Arbitrator Harry Shulman best explained this principle in Ford Motor Co. - United Automobile Workers, 19 LA 237 (1952) when he ruled:

"A practice thus based on mutual agreement may be subject to change only by mutual agreement. Its binding quality is due, however, not to the fact that it is past practice, but rather to the agreement in which it is based.

But there are other practices which are not the result of joint determination at all. They may be mere happenstance, that is, methods that developed without design or deliberation. Or they may be choices by Management in the exercise of managerial discretion as to convenient methods at the time. In such cases there is no thought of obligation or commitment for the future. Such practices are merely present ways, not prescribed ways, of doing things. The relevant term of significance is not the nature of the particular method but the managerial freedom with respect to it. Being the product of managerial determination in its permitted discretion, such practices are, in the absence of contractual provisions to the contrary, subject to change in the same discretion. . .But there is no requirement of mutual agreement as a condition precedent to a change of a practice of this character.

A contrary holding would place past practice on a par with written agreement and create the anomaly that, while the parties expend great energy and time in negotiating the details of the Agreement, they unknowingly and unintentionally commit themselves to the unstated and perhaps more important matters which in the future may be found to have been past practice."

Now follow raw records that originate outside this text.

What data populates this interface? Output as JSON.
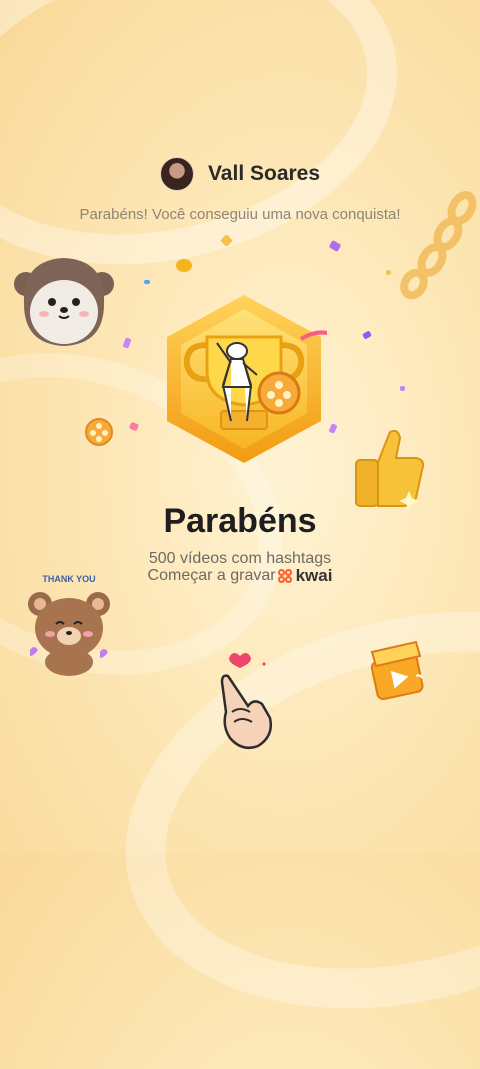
{
  "user": {
    "name": "Vall Soares"
  },
  "subtitle": "Parabéns! Você conseguiu uma nova conquista!",
  "achievement": {
    "title": "Parabéns",
    "description": "500 vídeos com hashtags",
    "cta_text": "Começar a gravar",
    "brand": "kwai"
  },
  "stickers": {
    "thank_you_text": "THANK YOU"
  },
  "colors": {
    "accent_orange": "#ff5a2a",
    "medal_gold": "#f8b523",
    "background": "#fde7b6"
  }
}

Here, too, the record establishes that Lind and Clark were assigned to the Poy Sippi shop because of prior "present ways, not prescribed ways. . ."

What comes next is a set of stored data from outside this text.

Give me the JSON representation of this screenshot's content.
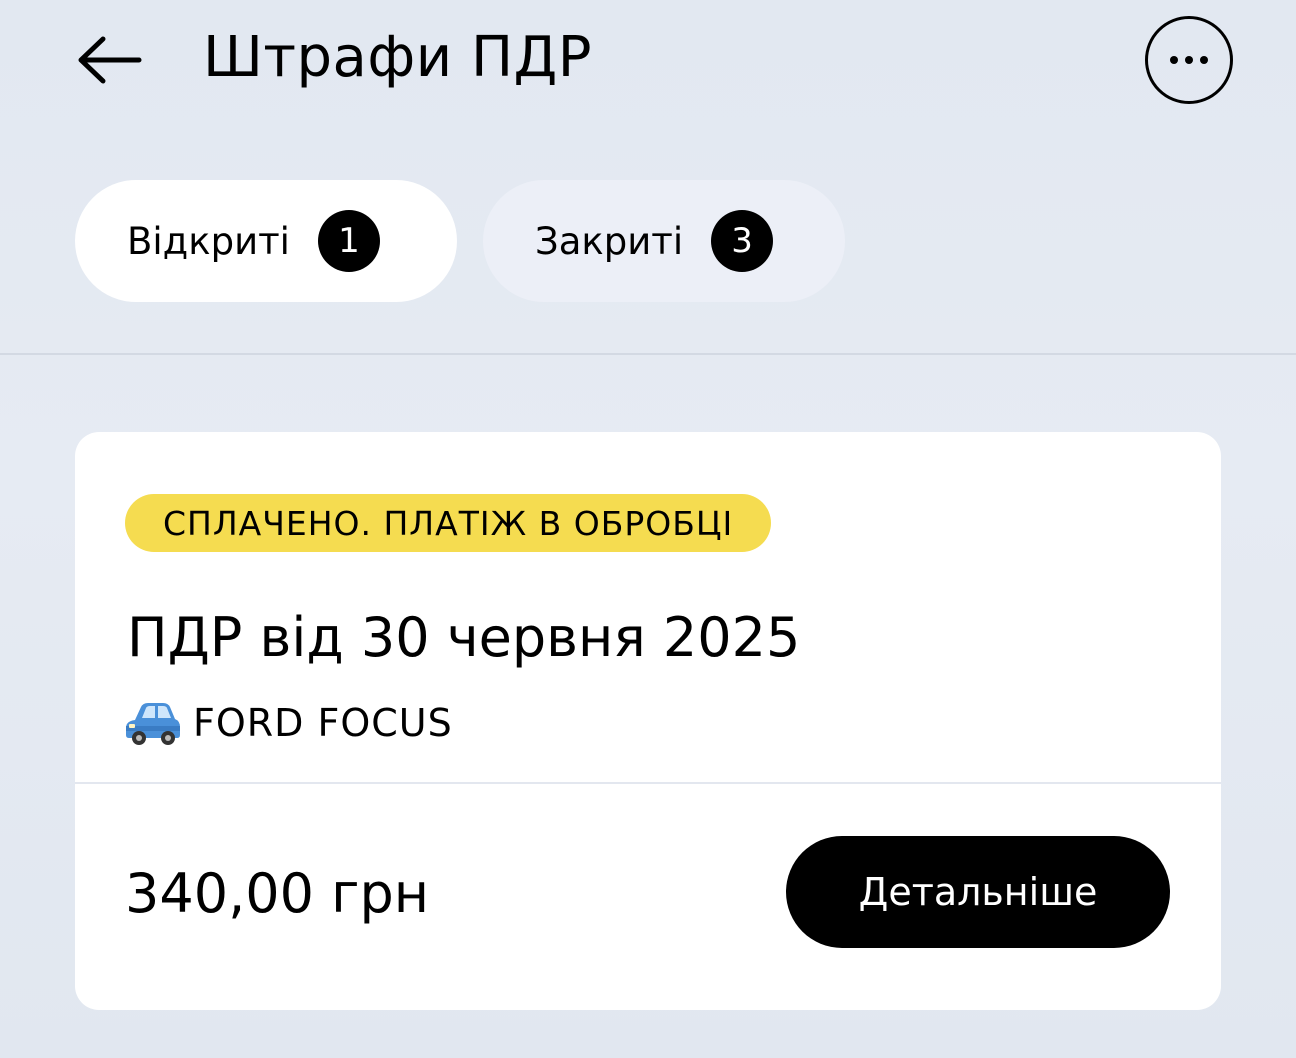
{
  "header": {
    "title": "Штрафи ПДР",
    "back_icon": "arrow-left-icon",
    "more_icon": "more-horizontal-icon"
  },
  "tabs": [
    {
      "label": "Відкриті",
      "count": "1",
      "active": true
    },
    {
      "label": "Закриті",
      "count": "3",
      "active": false
    }
  ],
  "fines": [
    {
      "status": "СПЛАЧЕНО. ПЛАТІЖ В ОБРОБЦІ",
      "status_color": "#f5dc50",
      "title": "ПДР від 30 червня 2025",
      "vehicle_icon": "car-icon",
      "vehicle": "FORD FOCUS",
      "amount": "340,00 грн",
      "details_label": "Детальніше"
    }
  ]
}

In light of the above, it is my

AWARD

That the County did not violate the contract when it required grievants Larry Clark and Dale Lind to directly report for work at its Wautoma shop; their grievance is therefore denied.

Dated at Madison, Wisconsin, this 11th day of April, 1997.

By Amedeo Greco /s/

Amedeo Greco, Arbitrator

1. Waushara County (Highway Department) and Waushara County Highway Department Employees Union, Local 1824, AFSCME, AFL-CIO, Case 44, No. 48402, MA-759 (10/93).